M. Scott Peck attributes his conversion to Christianity to his
growing sense that the fingerprints of Providence were unmistakable in
the circumstances of life, as were, alas, the marks of the enemy,
including diabolical possession.
Our true struggle is not with human
enemies—Communists, abortionists, secularists, or even hardened sinners;
these are but agents of the spiritual enemy who seeks to oppose God,
and against that enemy we have every need of angelic help.
As Catholics
used to pray after every Mass: "St. Michael the Archangel, defend us in
the battle."
*
My own feeling is that angels are at work in the preternatural events
that defy rational explanation: sudden feelings that something is
happening to someone you love; brief glimpses that seem to overcome
space and time.
These happen too often to be dismissed as coincidence,
but they do not happen often enough to be examined scientifically. They
do not appear to be the operation of some natural, impersonal, psychic
unity of mankind. Rather, they bear the marks of personality.
They
cannot be predicted, but they accomplish some purpose when they happen.
*
Perhaps angels are the channels of invisible communication among men,
the hidden messengers that allow us to see briefly into the mind of
another person.
Sophy Burnham... recounts an experience to
which many parents can relate in their own childrearing.
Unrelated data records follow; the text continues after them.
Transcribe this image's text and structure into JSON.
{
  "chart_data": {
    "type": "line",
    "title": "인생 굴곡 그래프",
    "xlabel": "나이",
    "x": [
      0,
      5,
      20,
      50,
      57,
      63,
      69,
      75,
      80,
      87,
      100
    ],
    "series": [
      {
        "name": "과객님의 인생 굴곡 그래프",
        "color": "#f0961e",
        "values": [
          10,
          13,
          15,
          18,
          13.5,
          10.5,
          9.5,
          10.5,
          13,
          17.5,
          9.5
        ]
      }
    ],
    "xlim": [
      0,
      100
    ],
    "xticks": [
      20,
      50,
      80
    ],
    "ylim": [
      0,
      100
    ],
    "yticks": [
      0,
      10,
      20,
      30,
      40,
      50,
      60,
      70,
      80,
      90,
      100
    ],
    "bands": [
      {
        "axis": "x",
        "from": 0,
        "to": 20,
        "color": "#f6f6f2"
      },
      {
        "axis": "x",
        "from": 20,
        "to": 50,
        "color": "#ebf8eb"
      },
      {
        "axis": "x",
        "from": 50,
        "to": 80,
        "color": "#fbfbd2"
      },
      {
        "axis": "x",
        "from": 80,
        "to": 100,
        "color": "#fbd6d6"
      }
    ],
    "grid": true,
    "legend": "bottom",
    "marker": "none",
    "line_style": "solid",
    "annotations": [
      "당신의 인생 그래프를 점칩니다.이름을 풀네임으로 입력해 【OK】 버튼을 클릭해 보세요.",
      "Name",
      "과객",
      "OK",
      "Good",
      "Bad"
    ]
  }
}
She left her
baby sleeping on a bed while she worked in another room. She suddenly
thought "Molly's falling off the bed." She ran down the hall, rushed
into the bedroom, and caught the baby in mid-air.
There are few children
who would make it to adulthood if their guardian angels were not
clocking overtime. When we meet them face to face, we shall have much to
thank them for.
***
Note: I added bold emphasis to the question and answer: Why
bother with angels—why not pray only to God? Because by multiplying
intermediaries through whom He accomplishes His will, God gives them the
dignity of sharing in His causality, and increases the number of those
to whom gratitude is due; because this is the stumbling block about angels for many Protestants.
Protestants usually believe in the reality of angels, in an abstract kind of way, but seldom or never think about their reality because they do not find any use for them in their spiritual lives, and (in order to avoid any risk of idolatry) prayers are always directed at God the Father or more often Jesus Christ.
But, as always, risk avoidance by elimination of a whole domain of Christian practice creates its own hazards - in this instance the lived experience of a 'hollow' spiritual world exclusively consisting of God and Man, emptied of the multitudes which lie between.